Notre etude prouve aussi que ces perceptions peuvent evoluer au fil du temps. Quand nous avons suivi un sous-groupe d’etudiants et leur avons pose des questions identiques quatre a cinq mois plus tard, nous avons fait deux constatations cles : plus tard dans l’annee scolaire, les etudiants etaient moins nombreux a croire que les autres avaient plus d’amis qu’eux.

Ces resultats semblent montrer que la tendance a voir les autres comme plus « competents » sur le plan des relations sociales peut evoluer, potentiellement a mesure que les gens apprennent a mieux connaitre leurs pairs et realisent que ces derniers n’ont pas reellement plus d’amis qu’eux.

Notre etude tend aussi a prouver que ces croyances – quand leur intensite reste moderee – ne sont peut-etre pas si nocives que cela.

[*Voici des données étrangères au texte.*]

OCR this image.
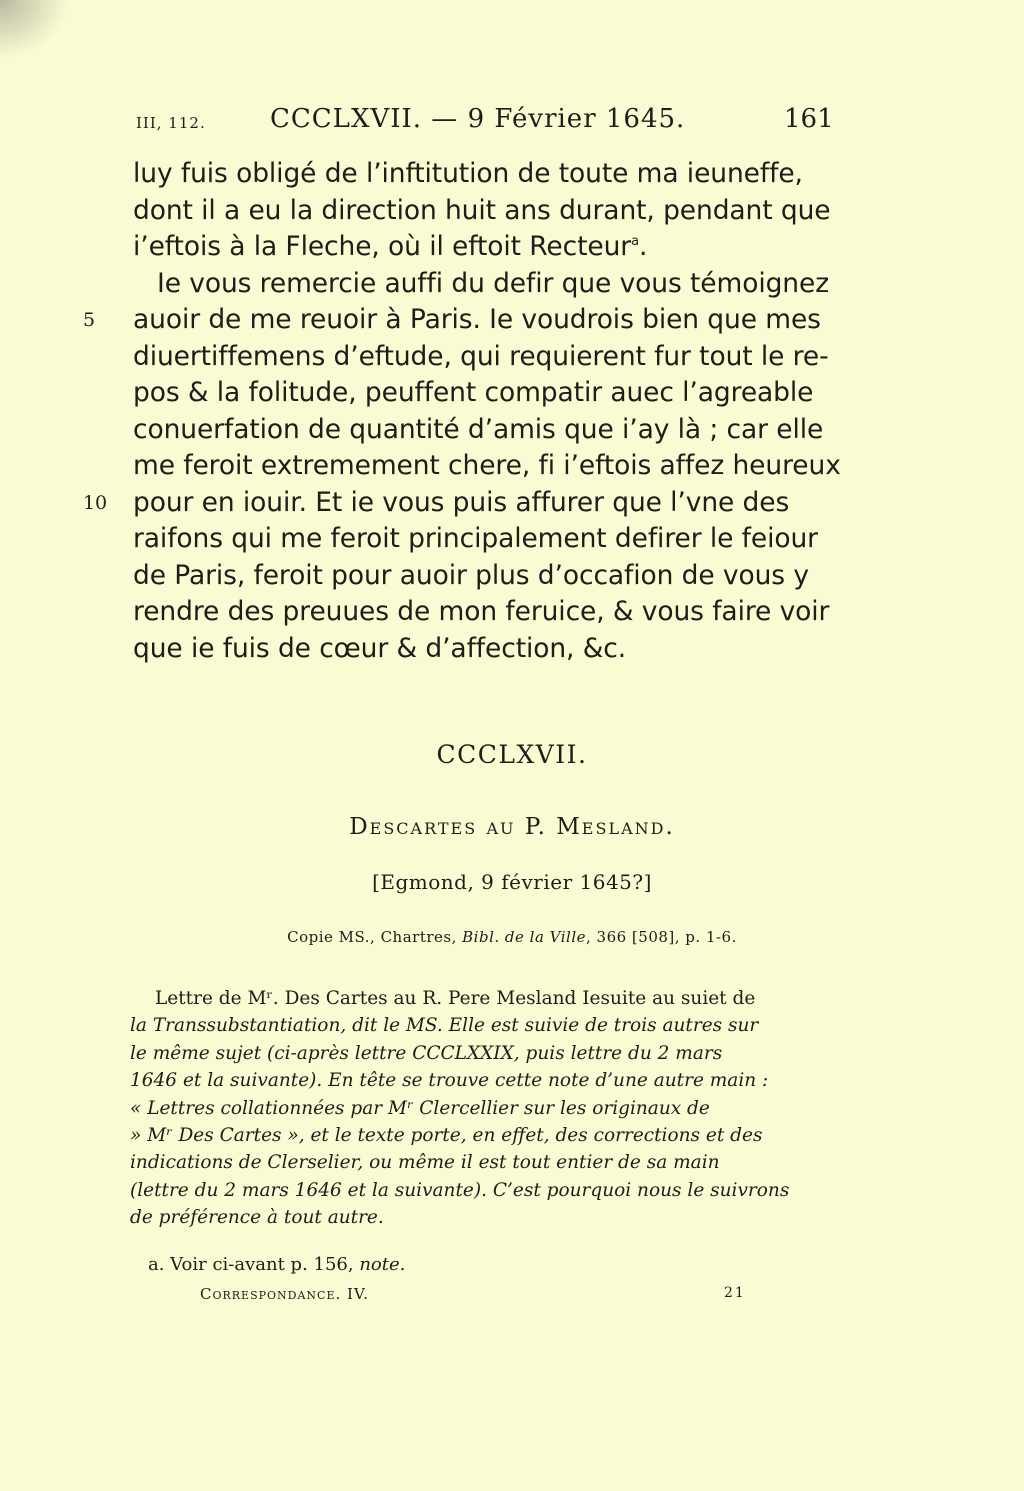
III, 112. CCCLXVII. — 9 Février 1645.	161
luy fuis obligé de l’inftitution de toute ma ieuneffe,
dont il a eu la direction huit ans durant, pendant que
i’eftois à la Fleche, où il eftoit Recteur$^a$.
Ie vous remercie auffi du defir que vous témoignez
5 auoir de me reuoir à Paris. Ie voudrois bien que mes
diuertiffemens d’eftude, qui requierent fur tout le re-
pos & la folitude, peuffent compatir auec l’agreable
conuerfation de quantité d’amis que i’ay là ; car elle
me feroit extremement chere, fi i’eftois affez heureux
10 pour en iouir. Et ie vous puis affurer que l’vne des
raifons qui me feroit principalement defirer le feiour
de Paris, feroit pour auoir plus d’occafion de vous y
rendre des preuues de mon feruice, & vous faire voir
que ie fuis de cœur & d’affection, &c.
CCCLXVII.
Descartes au P. Mesland.
[Egmond, 9 février 1645?]
Copie MS., Chartres, Bibl. de la Ville, 366 [508], p. 1-6.
Lettre de Mʳ. Des Cartes au R. Pere Mesland Iesuite au suiet de
la Transsubstantiation, dit le MS. Elle est suivie de trois autres sur
le même sujet (ci-après lettre CCCLXXIX, puis lettre du 2 mars
1646 et la suivante). En tête se trouve cette note d’une autre main :
« Lettres collationnées par Mʳ Clercellier sur les originaux de
» Mʳ Des Cartes », et le texte porte, en effet, des corrections et des
indications de Clerselier, ou même il est tout entier de sa main
(lettre du 2 mars 1646 et la suivante). C’est pourquoi nous le suivrons
de préférence à tout autre.
a. Voir ci-avant p. 156, note.
Correspondance. IV.	21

En effet, les etudiants qui croyaient initialement que les autres eleves avaient plus d’amis qu’eux se sont finalement fait plus d’amis que les autres, quelques mois plus tard. Il semble donc que les personnes qui se sentent legerement, mais pas desesperement « a la traine » sont peut-etre plus motivees pour partir en quete de nouvelles amities. Et une fois qu’ils ont « gagne » des amis, les gens sont moins susceptibles de croire que les autres en ont plus qu’eux.

Si vous avez deja eu l’impression que tout le monde avait plus d’amis et de connaissances que vous, il y a de fortes chances que vous ne soyez pas le seul. Mais si vous savez profiter de cette impression pour parler a un collegue ou dejeuner avec un ami que vous n’avez pas vu depuis longtemps, cette croyance pourrait bien, in fine, vous aider a developper vos relations sociales !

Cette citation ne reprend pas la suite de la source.